"The pages are still blank, but there is a miraculous feeling of the words being there, written in invisible ink and clamoring to become visible." -Vladimir Nobokov

Thursday, May 1, 2014

Quote of the Day: Departure


Today was my last day of classes as a college freshman. No matter how many times I say that to myself it still doesn't seem real. So much of my week has been taken up by the weight of everything I have to do before I leave (turn in my last few assignments, study for finals, do laundry, pack), that I haven't had time to think about what it means. Leaving for the summer. Moving out of my dorm room. And then I discovered this quote:

"Packing up. The nagging worry of departure. Lost keys, unwritten labels, tissue paper lying on the floor. I hate it all.
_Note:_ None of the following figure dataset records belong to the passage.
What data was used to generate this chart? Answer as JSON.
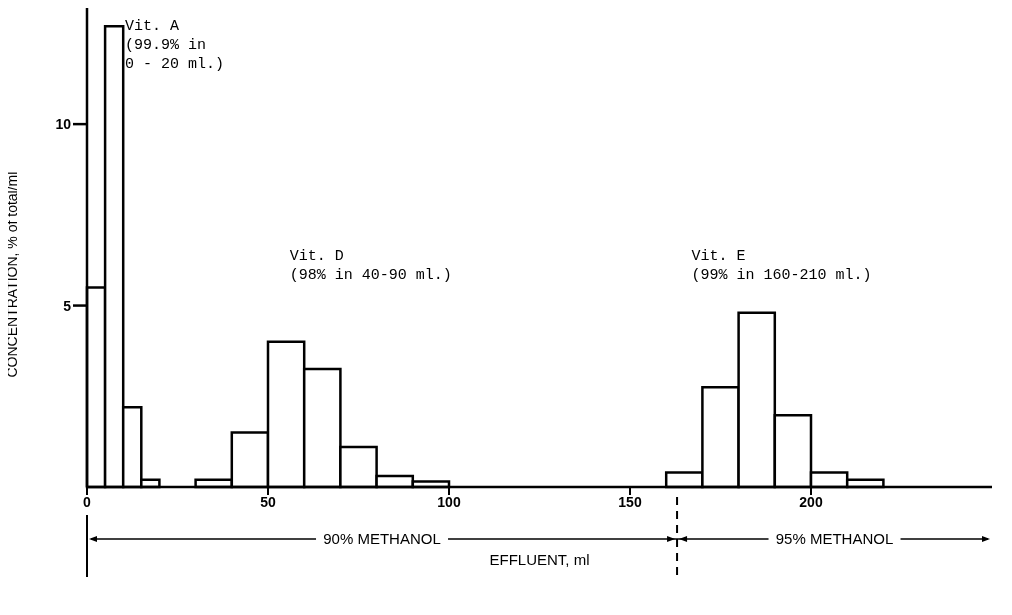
{
  "chart_data": {
    "type": "histogram",
    "xlabel": "EFFLUENT, ml",
    "ylabel": "CONCENTRATION, % of total/ml",
    "bins": [
      0,
      5,
      10,
      15,
      20,
      30,
      40,
      50,
      60,
      70,
      80,
      90,
      100,
      160,
      170,
      180,
      190,
      200,
      210,
      220
    ],
    "values": [
      5.5,
      12.7,
      2.2,
      0.2,
      0,
      0.2,
      1.5,
      4.0,
      3.25,
      1.1,
      0.3,
      0.15,
      0,
      0.4,
      2.75,
      4.8,
      1.98,
      0.4,
      0.2
    ],
    "color": "#ffffff",
    "xlim": [
      0,
      250
    ],
    "xticks": [
      0,
      50,
      100,
      150,
      200
    ],
    "ylim": [
      0,
      13.2
    ],
    "yticks": [
      5,
      10
    ],
    "grid": false,
    "annotations": [
      "Vit. A\n(99.9% in\n0 - 20 ml.)",
      "Vit. D\n(98% in 40-90 ml.)",
      "Vit. E\n(99% in 160-210 ml.)",
      "90% METHANOL",
      "95% METHANOL"
    ]
  }
}
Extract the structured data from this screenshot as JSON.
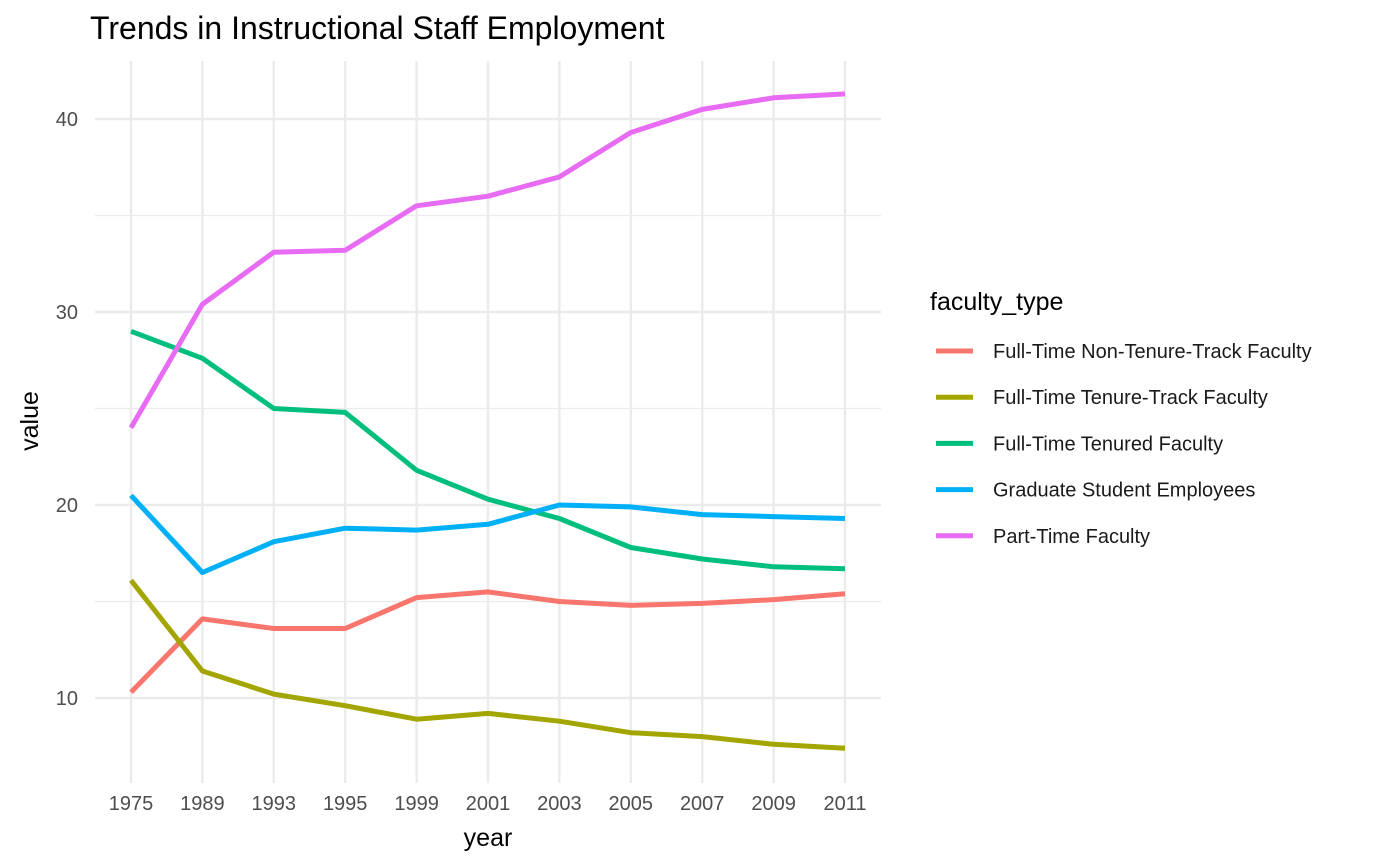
{
  "chart_data": {
    "type": "line",
    "title": "Trends in Instructional Staff Employment",
    "xlabel": "year",
    "ylabel": "value",
    "legend_title": "faculty_type",
    "legend_position": "right",
    "grid": true,
    "categories": [
      "1975",
      "1989",
      "1993",
      "1995",
      "1999",
      "2001",
      "2003",
      "2005",
      "2007",
      "2009",
      "2011"
    ],
    "y_ticks": [
      10,
      20,
      30,
      40
    ],
    "ylim": [
      5.9,
      43.0
    ],
    "series": [
      {
        "name": "Full-Time Non-Tenure-Track Faculty",
        "color": "#F8766D",
        "values": [
          10.3,
          14.1,
          13.6,
          13.6,
          15.2,
          15.5,
          15.0,
          14.8,
          14.9,
          15.1,
          15.4
        ]
      },
      {
        "name": "Full-Time Tenure-Track Faculty",
        "color": "#A3A500",
        "values": [
          16.1,
          11.4,
          10.2,
          9.6,
          8.9,
          9.2,
          8.8,
          8.2,
          8.0,
          7.6,
          7.4
        ]
      },
      {
        "name": "Full-Time Tenured Faculty",
        "color": "#00BF7D",
        "values": [
          29.0,
          27.6,
          25.0,
          24.8,
          21.8,
          20.3,
          19.3,
          17.8,
          17.2,
          16.8,
          16.7
        ]
      },
      {
        "name": "Graduate Student Employees",
        "color": "#00B0F6",
        "values": [
          20.5,
          16.5,
          18.1,
          18.8,
          18.7,
          19.0,
          20.0,
          19.9,
          19.5,
          19.4,
          19.3
        ]
      },
      {
        "name": "Part-Time Faculty",
        "color": "#E76BF3",
        "values": [
          24.0,
          30.4,
          33.1,
          33.2,
          35.5,
          36.0,
          37.0,
          39.3,
          40.5,
          41.1,
          41.3
        ]
      }
    ]
  }
}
Even now, when I have done so much of it, when I live, as the saying goes, in my boxes. Even today, when shutting drawers and flinging wide a hotel wardrobe or the impersonal shelves of a furnished villa is a methodical matter of routine, I am aware of sadness, of a sense of loss. Here, I say, we have lived. We have been happy. This has been ours, however brief the time. Two nights only have been spent beneath a roof, yet we leave something of ourselves behind. Nothing material, not a hair pin on a dressing table, not an empty bottle of aspirin tablets, not a handkerchief beneath a pillow, but something indefinable, a moment of our lives, a thought, a mood. This house sheltered us. We spoke, we loved within these walls. That was yesterday. Today we pass on, we see it no more, and we are different, changed in some infinitesimal way. We can never be quite the same again." - Dauphne du Maurier, Rebecca

To me, this quote captures everything I've been feeling and then some. You might think it silly to mourn leaving a place that I know I'll be returning to in three months, but live for two semesters in the confines of a dorm room, and it becomes a home. Of course that's not to say I'm not excited about my living arrangements for next year, but I've grown accustomed to the slamming of the front door to my residence hall (my room is the first door when you enter), and the view outside my window, and the random bits of paraphernalia I have pinned to my cork board. So there is a sadness in the fact that a few days from now, among the chaos that is finals week, I will also be slowly disassembling my room: getting rid of papers, cleaning out drawers, rolling up the rug that I so clearly remember picking out at Ikea last August.
There is something mutable, too, about a dorm room. There will always be the knowledge that it has been inhabited by so many college students before you, and so many more to come. Somewhere out there there are people, probably even a few on this campus, who have their own memories of my dorm room. I think that's why I love the idea of a place's ability to capture "a moment of our lives, a thought, a mood." When I leave this room, I will be leaving behind pieces of freshman year. A year of firsts, and friend-making, and movie-watching. And next year, this room will be a clean slate, its walls bare for someone else to pin their memories to.